General Motors Co. (NYSE: GM) has just announced the creation of a “long-term and broad-scale global strategic alliance” with PSA Peugeot Citroën. The creation aims to leverage the combined strengths and capabilities of the two companies, as well as to contribute to the profitability of both partners and to improve their competitiveness in Europe.
The focus is on sharing of vehicle platforms, components and modules; and to create a global purchasing joint venture for commodities, components and other goods and services from suppliers.
The combined annual purchasing volumes are listed as approximately $125 billion. The total synergies expected from the alliance are projected to be about $2 billion U.S. dollars per year “within about five years.” GM and Peugeot Citroën will each continue to market and sell their own vehicles independently.

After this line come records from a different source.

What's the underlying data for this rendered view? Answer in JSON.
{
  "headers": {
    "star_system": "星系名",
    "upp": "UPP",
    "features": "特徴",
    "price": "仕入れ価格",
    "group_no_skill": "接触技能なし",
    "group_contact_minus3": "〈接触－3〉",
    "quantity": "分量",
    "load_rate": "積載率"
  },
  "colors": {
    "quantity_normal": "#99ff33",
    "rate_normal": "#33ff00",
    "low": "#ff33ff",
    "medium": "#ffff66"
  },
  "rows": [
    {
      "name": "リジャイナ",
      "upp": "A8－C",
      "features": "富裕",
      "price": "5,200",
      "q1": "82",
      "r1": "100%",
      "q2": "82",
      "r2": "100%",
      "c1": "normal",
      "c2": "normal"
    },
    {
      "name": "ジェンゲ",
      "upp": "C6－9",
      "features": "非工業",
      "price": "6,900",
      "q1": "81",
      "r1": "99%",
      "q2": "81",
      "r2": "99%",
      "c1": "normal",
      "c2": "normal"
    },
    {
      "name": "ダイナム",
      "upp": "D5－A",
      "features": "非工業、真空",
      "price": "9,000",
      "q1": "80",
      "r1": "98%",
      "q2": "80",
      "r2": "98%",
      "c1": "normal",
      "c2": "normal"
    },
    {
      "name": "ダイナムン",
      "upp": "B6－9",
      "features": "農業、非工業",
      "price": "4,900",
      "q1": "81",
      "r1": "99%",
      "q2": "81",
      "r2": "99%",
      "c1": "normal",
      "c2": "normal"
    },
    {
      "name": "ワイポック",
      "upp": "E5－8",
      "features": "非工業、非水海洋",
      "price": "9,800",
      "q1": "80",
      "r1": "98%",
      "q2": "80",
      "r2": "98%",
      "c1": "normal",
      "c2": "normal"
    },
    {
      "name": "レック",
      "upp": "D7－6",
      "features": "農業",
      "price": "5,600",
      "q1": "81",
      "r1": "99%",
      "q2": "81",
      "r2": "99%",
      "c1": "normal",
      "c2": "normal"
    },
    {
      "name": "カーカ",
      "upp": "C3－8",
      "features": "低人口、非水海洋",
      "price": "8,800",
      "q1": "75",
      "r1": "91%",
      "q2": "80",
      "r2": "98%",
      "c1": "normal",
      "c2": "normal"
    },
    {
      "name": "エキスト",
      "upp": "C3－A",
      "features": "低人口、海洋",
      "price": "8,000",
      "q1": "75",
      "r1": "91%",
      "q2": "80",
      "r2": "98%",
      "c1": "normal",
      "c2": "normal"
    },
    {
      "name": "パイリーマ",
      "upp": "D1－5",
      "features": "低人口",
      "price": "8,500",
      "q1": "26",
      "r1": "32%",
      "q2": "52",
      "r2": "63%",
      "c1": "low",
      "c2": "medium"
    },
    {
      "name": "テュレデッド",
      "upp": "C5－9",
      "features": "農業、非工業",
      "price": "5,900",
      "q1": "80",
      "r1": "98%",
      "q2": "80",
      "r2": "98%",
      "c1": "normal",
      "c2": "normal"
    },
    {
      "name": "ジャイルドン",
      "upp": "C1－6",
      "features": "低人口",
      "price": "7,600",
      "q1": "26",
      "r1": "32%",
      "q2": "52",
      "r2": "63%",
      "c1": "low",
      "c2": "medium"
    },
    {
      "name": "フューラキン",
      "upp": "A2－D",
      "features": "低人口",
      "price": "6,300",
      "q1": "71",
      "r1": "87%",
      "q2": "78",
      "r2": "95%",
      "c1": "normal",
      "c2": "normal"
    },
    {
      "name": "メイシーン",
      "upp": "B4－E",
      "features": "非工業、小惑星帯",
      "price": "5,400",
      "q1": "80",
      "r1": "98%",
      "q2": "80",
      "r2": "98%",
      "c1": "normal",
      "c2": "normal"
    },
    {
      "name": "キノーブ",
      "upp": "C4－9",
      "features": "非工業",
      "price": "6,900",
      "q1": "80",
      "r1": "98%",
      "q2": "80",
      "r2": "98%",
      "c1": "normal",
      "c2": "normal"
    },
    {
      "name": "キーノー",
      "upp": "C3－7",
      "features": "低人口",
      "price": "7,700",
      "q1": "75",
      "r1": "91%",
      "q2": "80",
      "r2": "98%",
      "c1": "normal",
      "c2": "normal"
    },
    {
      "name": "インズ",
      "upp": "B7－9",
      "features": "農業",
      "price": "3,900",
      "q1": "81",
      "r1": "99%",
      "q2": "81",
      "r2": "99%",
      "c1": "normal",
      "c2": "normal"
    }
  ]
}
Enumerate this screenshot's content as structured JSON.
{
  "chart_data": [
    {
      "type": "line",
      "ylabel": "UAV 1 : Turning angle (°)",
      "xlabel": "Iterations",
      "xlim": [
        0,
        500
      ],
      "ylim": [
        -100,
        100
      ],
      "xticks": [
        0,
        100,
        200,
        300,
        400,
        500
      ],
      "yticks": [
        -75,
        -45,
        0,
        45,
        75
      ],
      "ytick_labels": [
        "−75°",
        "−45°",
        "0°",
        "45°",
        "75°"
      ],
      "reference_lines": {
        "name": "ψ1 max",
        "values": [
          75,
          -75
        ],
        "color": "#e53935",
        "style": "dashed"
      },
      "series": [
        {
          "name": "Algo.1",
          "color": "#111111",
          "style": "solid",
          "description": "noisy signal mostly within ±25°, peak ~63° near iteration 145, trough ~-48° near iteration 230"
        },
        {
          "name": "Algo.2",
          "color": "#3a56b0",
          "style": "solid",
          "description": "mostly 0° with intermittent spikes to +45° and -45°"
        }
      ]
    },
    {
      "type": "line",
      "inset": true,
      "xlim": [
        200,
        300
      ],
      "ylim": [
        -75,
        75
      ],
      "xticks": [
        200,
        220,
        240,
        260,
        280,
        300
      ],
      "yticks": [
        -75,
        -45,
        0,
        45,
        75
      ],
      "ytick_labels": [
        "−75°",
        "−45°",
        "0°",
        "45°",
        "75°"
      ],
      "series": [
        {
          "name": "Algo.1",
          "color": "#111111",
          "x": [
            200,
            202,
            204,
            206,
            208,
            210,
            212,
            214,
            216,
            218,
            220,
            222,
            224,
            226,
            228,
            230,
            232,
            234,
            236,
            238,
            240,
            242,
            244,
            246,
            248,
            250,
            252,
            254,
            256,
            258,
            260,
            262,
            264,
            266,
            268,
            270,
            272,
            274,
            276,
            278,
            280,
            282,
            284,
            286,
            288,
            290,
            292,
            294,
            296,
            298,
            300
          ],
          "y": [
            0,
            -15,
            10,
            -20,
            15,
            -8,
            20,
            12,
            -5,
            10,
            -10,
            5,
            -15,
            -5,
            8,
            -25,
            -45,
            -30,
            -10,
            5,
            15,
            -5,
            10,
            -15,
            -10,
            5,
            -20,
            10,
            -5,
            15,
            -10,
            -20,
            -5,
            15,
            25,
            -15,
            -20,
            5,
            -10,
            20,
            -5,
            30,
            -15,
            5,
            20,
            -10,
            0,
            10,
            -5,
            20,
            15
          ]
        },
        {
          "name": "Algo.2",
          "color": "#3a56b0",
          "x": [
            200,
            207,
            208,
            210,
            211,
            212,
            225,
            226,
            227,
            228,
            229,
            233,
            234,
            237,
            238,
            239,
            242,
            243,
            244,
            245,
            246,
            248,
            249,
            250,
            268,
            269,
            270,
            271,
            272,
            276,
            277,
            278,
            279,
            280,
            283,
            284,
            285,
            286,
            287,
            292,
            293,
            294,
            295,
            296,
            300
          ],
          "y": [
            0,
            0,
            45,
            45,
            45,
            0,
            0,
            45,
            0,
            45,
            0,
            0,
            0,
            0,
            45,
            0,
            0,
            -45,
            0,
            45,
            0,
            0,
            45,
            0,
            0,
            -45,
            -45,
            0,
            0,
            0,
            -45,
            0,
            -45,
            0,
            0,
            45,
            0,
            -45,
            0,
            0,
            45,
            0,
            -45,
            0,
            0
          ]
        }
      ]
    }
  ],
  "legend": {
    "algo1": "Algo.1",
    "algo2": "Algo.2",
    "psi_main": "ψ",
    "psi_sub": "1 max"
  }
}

PSA Peugeot Citroën is expected to raise approximately 1 billion Euros through a capital increase. This financing will be a preferential subscription right for PSA Peugeot Citroën shareholders through a bank syndicate and will also come from an additional investment from the Peugeot Family Group. Furthermore, GM plans to acquire a 7% percent equity stake in PSA Peugeot Citroën and that will make GM the second-largest shareholder behind the Peugeot Family Group.
Could you imagine if this was a bank that was still in debt to the taxpayer? The current government and the press would be screaming if it involved writing a check to a foreign entity rather than paying back the taxpayer. Whether or not that will be the case here remains to be seen.